The script validate_schmema.py
was created to ensure a configuration has the correct metadata for a table (load frequency, security classification, owner, contact info, source, column comments, etc.).
To run the script on an example configuration:
python scripts/validate_schema.py --conf examples/sqoop-parquet-hdfs-impala/tables.yml --env examples/sqoop-parquet-hdfs-impala/env.yml
The script will exit with a '0' code if there are no validation errors.
Output with validation errors will look like this:
first_imported_table:
META_SOURCE: [Missing data for required field.]
columns:
2:
comment: [Missing data for required field.]
3:
comment: [Missing data for required field.]
second_imported_table:
META_LOAD_FREQUENCY: [Missing data for required field.]

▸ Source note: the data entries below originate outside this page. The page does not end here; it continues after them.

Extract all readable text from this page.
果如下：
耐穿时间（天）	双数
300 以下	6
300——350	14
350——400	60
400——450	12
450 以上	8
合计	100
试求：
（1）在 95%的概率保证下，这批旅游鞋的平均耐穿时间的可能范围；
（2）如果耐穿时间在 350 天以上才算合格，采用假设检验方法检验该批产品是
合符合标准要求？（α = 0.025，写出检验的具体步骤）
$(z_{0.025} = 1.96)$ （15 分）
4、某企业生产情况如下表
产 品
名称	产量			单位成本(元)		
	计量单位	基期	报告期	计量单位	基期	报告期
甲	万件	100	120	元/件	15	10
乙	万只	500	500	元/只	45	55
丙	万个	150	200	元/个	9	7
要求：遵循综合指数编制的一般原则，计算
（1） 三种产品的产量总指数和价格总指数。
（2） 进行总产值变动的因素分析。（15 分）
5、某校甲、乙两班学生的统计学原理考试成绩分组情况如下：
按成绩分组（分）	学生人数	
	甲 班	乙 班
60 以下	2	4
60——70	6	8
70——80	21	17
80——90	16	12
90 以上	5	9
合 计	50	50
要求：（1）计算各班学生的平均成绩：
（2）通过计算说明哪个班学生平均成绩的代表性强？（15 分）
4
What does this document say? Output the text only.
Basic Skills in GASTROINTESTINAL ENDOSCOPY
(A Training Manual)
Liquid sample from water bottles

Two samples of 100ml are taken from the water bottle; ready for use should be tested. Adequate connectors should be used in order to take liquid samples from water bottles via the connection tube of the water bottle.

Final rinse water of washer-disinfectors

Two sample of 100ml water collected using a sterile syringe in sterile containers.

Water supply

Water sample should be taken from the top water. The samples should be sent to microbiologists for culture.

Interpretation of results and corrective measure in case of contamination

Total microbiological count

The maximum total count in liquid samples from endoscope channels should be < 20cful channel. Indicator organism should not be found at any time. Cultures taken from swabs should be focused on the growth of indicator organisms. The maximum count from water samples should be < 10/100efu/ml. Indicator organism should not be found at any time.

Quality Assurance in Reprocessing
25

META_SECURITY_CLASSIFICATION: [Missing data for required field.]
Saying that the first table is missing the source database field and several comments, and the second table is missing the load frequency and security classification fields.
run-with-logging.sh
creates a log directory in every table folder with a status log and complete log output
files are in the current date sub directory.
Run your command by passing it as a parameter to this script, example:
$ sh run-with-logging.sh <command>
Tests for pipelines are located in the template test
dir.
Individual template tests and template rendering tests can be run with the command
$ python -m pytest
All template tests can be run in the project root dir
$ make test-templates
Tests are helpful for working through template design, but integration tests with tools like Impala or Kafka should be run and will probably be more useful than just testing template output.
Render all example pipelines with
$ make test-render-templates
Run all tests
$ make test
Build RPM
$ yum install -y rpm-build
$ python setup.py bdist --formats=rpm